Les évêques maronites, réunis le 6 octobre 2021 au patriarcat de Bkerké. Photo ANI
Les évêques maronites ont dénoncé mercredi "les ingérences honteuses" dans l'enquête sur la double explosion meurtrière du 4 août 2021 au port de Beyrouth, réclamant que la vérité soit faite sur ce drame qui a tué plus de 200 personnes et blessé 6.500 autres, alors que l'enquête piétine depuis un an.
A l'issue de leur réunion mensuelle au siège patriarcal de Bkerké, les évêques ont "mis en garde contre les ingérences honteuses dans les affaires judiciaires alors que la justice tente de dévoiler la vérité dans le crime de l'explosion au port de Beyrouth, ainsi que d'autres affaires", rapporte l'Agence nationale d'information (Ani, officielle). Les prélats ont dans ce contexte affirmé qu'ils "se tiennent au côté des juges intègres et des proches des victimes et des personnes affectées, jusqu'à ce que vérité soit faite et que les jugements justes soient rendus".
Le juge Tarek Bitar, en charge de l'instruction sur la double explosion meurtrière du 4 août 2020 au port de Beyrouth, a repris mardi son travail au palais de Justice après avoir été provisoirement dessaisi de l'enquête.
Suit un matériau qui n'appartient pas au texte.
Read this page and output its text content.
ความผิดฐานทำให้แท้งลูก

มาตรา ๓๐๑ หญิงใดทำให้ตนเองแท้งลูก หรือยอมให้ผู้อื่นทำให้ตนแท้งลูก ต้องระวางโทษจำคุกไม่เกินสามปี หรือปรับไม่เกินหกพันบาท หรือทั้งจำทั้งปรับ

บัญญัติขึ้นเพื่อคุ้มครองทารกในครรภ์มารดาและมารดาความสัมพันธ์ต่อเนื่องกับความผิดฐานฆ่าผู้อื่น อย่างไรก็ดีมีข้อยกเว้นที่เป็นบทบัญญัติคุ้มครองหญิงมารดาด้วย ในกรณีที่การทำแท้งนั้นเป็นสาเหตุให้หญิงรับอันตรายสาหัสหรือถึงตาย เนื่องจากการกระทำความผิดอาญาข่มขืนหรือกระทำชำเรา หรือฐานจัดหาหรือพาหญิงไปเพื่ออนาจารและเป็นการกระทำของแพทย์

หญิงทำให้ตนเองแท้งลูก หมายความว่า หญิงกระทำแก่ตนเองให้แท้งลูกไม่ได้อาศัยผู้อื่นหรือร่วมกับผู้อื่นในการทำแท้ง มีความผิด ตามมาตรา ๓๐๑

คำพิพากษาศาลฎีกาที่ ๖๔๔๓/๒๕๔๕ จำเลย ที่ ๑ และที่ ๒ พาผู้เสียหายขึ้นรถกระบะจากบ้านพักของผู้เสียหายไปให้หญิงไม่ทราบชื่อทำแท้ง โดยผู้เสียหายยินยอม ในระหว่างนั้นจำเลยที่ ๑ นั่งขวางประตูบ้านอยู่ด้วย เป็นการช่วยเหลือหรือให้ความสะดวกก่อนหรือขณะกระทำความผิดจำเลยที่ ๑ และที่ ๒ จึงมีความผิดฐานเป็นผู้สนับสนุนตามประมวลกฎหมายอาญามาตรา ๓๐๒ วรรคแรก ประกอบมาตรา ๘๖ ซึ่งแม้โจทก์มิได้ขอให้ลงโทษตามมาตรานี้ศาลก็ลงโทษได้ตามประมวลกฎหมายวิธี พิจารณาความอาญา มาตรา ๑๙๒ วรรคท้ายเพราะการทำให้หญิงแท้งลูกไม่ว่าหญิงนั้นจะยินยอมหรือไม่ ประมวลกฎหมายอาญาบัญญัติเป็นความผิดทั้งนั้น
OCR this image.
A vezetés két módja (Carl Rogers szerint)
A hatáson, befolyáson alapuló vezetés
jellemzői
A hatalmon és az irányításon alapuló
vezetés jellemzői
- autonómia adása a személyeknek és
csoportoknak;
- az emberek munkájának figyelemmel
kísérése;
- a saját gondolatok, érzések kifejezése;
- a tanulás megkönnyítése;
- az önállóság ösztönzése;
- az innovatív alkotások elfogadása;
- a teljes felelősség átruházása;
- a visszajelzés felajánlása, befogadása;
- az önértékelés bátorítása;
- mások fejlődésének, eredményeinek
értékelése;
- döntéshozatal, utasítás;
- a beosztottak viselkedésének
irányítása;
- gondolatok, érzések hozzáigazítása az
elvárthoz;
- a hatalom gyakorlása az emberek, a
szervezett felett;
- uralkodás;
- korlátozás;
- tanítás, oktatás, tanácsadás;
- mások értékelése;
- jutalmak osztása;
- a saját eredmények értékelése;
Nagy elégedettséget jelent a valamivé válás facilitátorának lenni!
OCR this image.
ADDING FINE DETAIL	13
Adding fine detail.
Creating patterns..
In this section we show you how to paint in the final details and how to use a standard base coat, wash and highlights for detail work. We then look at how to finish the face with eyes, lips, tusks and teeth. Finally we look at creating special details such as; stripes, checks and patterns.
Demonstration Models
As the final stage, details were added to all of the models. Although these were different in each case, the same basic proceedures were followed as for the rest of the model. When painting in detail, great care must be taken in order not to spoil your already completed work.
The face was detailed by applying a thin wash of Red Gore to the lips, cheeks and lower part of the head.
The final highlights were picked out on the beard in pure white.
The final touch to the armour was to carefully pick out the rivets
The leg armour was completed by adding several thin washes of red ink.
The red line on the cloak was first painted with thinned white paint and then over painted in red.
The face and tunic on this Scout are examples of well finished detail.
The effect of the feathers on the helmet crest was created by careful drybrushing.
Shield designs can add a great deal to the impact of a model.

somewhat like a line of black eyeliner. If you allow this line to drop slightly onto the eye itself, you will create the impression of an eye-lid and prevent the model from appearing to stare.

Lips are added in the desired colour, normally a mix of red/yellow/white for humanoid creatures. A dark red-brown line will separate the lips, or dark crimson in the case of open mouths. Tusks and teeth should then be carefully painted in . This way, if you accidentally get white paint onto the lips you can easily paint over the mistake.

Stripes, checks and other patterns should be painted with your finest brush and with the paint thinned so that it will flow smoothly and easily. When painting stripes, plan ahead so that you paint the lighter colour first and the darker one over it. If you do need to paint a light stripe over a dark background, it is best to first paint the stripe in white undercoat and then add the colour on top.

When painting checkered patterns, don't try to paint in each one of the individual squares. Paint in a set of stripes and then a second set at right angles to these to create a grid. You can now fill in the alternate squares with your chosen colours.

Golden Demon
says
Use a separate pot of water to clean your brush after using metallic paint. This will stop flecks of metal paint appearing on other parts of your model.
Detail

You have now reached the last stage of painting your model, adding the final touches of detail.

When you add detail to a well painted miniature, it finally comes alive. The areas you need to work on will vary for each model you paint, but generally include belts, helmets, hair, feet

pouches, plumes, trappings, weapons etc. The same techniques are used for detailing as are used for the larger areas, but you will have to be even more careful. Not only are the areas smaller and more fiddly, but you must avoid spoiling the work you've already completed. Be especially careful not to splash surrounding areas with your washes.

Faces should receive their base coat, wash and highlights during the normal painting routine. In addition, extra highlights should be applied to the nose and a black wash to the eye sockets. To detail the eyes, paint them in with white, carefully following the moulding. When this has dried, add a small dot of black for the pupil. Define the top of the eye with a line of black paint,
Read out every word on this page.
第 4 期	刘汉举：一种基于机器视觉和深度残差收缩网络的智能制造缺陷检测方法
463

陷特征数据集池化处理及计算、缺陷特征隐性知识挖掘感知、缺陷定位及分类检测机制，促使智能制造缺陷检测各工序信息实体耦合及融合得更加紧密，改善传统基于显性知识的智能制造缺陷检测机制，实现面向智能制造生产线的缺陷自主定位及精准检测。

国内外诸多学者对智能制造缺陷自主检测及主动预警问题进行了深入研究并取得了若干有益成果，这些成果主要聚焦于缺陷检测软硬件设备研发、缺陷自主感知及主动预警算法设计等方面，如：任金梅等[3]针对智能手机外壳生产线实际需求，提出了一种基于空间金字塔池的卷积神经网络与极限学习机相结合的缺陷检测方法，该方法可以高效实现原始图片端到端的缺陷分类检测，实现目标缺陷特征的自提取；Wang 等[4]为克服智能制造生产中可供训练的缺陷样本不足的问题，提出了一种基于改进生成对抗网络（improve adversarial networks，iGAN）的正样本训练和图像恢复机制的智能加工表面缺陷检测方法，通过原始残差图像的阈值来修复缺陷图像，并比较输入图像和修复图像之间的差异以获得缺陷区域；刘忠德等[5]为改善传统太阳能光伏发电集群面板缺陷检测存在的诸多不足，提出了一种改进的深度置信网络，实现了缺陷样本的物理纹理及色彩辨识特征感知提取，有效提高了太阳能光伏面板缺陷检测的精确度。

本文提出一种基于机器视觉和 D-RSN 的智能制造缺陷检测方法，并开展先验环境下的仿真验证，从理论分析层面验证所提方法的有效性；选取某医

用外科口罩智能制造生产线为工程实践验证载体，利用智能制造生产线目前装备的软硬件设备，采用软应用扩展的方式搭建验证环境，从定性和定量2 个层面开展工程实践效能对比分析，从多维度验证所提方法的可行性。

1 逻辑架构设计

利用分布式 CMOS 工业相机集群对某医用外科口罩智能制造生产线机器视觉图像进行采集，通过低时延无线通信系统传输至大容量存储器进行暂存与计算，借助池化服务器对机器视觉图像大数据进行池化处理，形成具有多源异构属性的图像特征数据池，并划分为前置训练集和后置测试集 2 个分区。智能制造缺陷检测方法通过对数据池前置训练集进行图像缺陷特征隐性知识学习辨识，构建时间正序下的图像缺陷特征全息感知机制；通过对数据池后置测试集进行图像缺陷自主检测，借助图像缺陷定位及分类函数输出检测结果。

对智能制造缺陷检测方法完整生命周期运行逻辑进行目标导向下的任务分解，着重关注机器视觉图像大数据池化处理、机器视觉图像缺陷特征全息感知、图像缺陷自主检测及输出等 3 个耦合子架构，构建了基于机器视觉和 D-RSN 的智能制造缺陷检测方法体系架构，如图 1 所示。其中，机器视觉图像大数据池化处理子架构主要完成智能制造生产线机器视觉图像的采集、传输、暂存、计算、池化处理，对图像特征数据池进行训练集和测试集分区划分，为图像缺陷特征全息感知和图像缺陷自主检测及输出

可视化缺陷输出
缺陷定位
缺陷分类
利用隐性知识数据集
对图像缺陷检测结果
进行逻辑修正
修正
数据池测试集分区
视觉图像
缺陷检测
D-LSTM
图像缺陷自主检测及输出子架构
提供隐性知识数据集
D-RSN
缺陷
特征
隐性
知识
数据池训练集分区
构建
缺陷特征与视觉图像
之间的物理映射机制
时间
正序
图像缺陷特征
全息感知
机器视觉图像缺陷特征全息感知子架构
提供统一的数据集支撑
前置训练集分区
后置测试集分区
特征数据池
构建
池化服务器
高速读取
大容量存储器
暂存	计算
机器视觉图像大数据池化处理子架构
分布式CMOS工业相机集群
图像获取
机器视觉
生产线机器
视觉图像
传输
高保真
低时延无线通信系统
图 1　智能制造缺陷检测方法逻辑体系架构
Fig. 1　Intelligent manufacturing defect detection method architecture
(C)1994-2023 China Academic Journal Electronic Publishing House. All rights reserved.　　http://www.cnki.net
Il a fixé à la semaine prochaine les interrogatoires de trois députés et anciens ministres poursuivis dans cette affaire, ainsi qu'à la fin du mois celui de l'ancien Premier ministre Hassane Diab. Ces responsables sont poursuivis pour "intention présumée d'homicide, négligence et manquements" et leurs auditions, initialement prévues entre la fin septembre et début octobre, avaient été annulées de facto pendant la suspension de l'enquête, après le dépôt d'un recours lancé par les députés contre le juge Bitar.
Sur le plan politique, les évêques maronites ont appelé les dirigeants à respecter les engagements pris par le Liban envers la communauté internationale", à savoir la mise en place de vraies réformes, condition sine qua non pour obtenir une aide financière internationale dont le Liban a grandement besoin pour sortir d'une grave crise économique et sociale qui dure depuis l'été 2019.
Le nouveau gouvernement de Nagib Mikati, formé le 10 septembre après 13 mois de crise politique, s'efforce d'envoyer des signaux positifs à la communauté internationale et a formé une délégation officielle censée reprendre les négociations avec le Fonds monétaire international (FMI) pour obtenir une assistance financière. Entre temps, 78% de la population au Liban a plongé dans la pauvreté.